Vi spiego
perché l’economia non cresce giochicchiando solo con le aliquote fiscali
06 - 03 -
2014Giuseppe Pennisi
Mentre il premier Renzi e il ministro dell'Economia,
Padoan, rilanciano le idee sulla riduzione del cuneo fiscale per le aziende e/o
per i lavoratori, non si dimentichi che per ravvivare la crescita serve anche
riscaldare la domanda e non disdegnare una intelligente politica industriale
Si riuscirà a riattivare la crescita economica di
medio e lungo periodo soltanto o prevalentemente con una strategia
redistributiva? Questa sembra essere la linea del governo: la riduzione del
cuneo fiscal-contributivo, unitamente ad un’accelerazione dei rimborsi dei
crediti commerciali delle pubbliche amministrazioni alle imprese sarebbero il
grimaldello dei consumi delle fasce di reddito a reddito più basso. Ciò, a sua
volta, attiverebbe la domanda interna su un percorso virtuoso tale da rendere
possibili anche aumenti della pressione tributaria sulle fasce a reddito più
elevato. Il tutto verrebbe poi compensato da sforbiciate su pensioni d’oro o
d’argento.
GLI STUDI
Un’analisi di lungo periodo pubblicata dal Fondo
monetario nel lontano 2011 ma ora di straordinaria attualità sembra
smentire queste ipotesi, e giustificare, quindi, anche misure, promosse da
Fondo, Banca centrale europea e Commissione europea, che non sono
andate tanto per il sottile nei confronti dei ceti a basso reddito. Un nuovo
lavoro, sempre del Fondo, rafforza le conclusioni raggiunte nel 2011. Il nuovo
studio (ne sono autori Andrew Berg, Jonathan Ostry e Charalambos Tsangrarides)

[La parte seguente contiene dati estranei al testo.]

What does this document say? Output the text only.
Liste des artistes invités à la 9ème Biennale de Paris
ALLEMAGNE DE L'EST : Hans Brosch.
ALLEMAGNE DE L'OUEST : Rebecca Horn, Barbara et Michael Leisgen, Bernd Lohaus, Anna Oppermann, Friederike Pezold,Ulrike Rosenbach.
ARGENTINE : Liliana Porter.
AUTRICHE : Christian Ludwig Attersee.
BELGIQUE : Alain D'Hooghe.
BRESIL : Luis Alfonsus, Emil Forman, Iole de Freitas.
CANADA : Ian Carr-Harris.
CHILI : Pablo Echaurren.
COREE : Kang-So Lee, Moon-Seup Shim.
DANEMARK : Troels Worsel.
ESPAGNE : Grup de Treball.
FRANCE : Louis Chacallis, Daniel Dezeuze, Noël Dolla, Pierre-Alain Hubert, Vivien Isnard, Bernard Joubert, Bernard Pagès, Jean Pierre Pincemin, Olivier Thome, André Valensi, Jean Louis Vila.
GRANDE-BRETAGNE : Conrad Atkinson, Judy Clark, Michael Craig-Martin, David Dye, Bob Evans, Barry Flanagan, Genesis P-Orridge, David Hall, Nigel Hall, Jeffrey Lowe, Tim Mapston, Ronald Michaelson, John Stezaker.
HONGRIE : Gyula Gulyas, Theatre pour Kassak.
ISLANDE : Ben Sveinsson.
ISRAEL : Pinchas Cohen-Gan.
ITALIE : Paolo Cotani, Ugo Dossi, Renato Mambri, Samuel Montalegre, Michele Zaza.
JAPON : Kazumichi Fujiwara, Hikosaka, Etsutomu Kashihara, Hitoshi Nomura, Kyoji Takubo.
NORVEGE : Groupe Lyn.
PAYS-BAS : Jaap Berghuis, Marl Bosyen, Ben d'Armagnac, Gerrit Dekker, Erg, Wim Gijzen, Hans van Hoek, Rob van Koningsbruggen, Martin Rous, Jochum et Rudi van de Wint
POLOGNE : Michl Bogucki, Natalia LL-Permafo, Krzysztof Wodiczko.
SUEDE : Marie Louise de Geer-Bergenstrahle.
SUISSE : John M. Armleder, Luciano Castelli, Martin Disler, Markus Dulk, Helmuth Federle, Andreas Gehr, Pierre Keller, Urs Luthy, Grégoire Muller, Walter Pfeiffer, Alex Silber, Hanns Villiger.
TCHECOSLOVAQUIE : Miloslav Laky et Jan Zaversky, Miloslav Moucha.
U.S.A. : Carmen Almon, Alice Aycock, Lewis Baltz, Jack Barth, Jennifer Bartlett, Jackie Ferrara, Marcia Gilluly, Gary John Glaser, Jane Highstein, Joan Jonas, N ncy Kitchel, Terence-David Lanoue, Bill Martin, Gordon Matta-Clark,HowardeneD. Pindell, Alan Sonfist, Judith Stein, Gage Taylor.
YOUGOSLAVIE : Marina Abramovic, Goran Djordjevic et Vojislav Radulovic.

riguarda l’andamento economico di 173 Paesi nell’arco di cinque decenni. E’
un’analisi empirica (ed econometrica) tale da poter permettere
generalizzazioni. Utilizza come metro quantitativo i “coefficienti di
concentrazione” elaborati, molti decenni fa, dallo statistico italiano Corrado
Gini; coefficienti abbastanza facili da calcolare anche in Paesi che cinquanta
anni fa disponevano di apparati statistici elementari. Lo studio, pur
avvertendo che non bisogna giungere a conclusioni “affrettate”, indica che i
Paesi (come gli Usa) in cui le politiche redistributive abbassano di una decina
di punti il “coefficiente di Gini” (tanto tale coefficiente è più alto tanto
maggiori sono le diseguaglianze ) la crescita è stata per decenni vivace,
mentre in Paesi (come la Svezia) le cui politiche redistributive abbassano il
coefficiente di 23 punti, la crescita ristagna.
LE CONSEGUENZE
Ribadiamo anche noi che questi dati vanno presi con un
grano di sale. Non solo in numerosissimi Paesi dove la diseguaglianza impera ed
imperversa, breve periodi di crescita vengono seguiti da lunghe fasi di
stagnazione e declino, ma i contenuti delle politiche redistributive incidono
sullo sviluppo; ad esempio tassando il lusso per finanziare le scuole e la loro
maggiore apertura a ceti deboli.
Tuttavia il lavoro deve fare riflettere. Non si
ritorna sulla via del progresso giocherellando con le aliquote tributarie ma
grazie a ben concepite politiche della domanda. In un Paese manifatturiero come
il nostro, ciò vuol dire anche una dose di ben concepita politica industriale.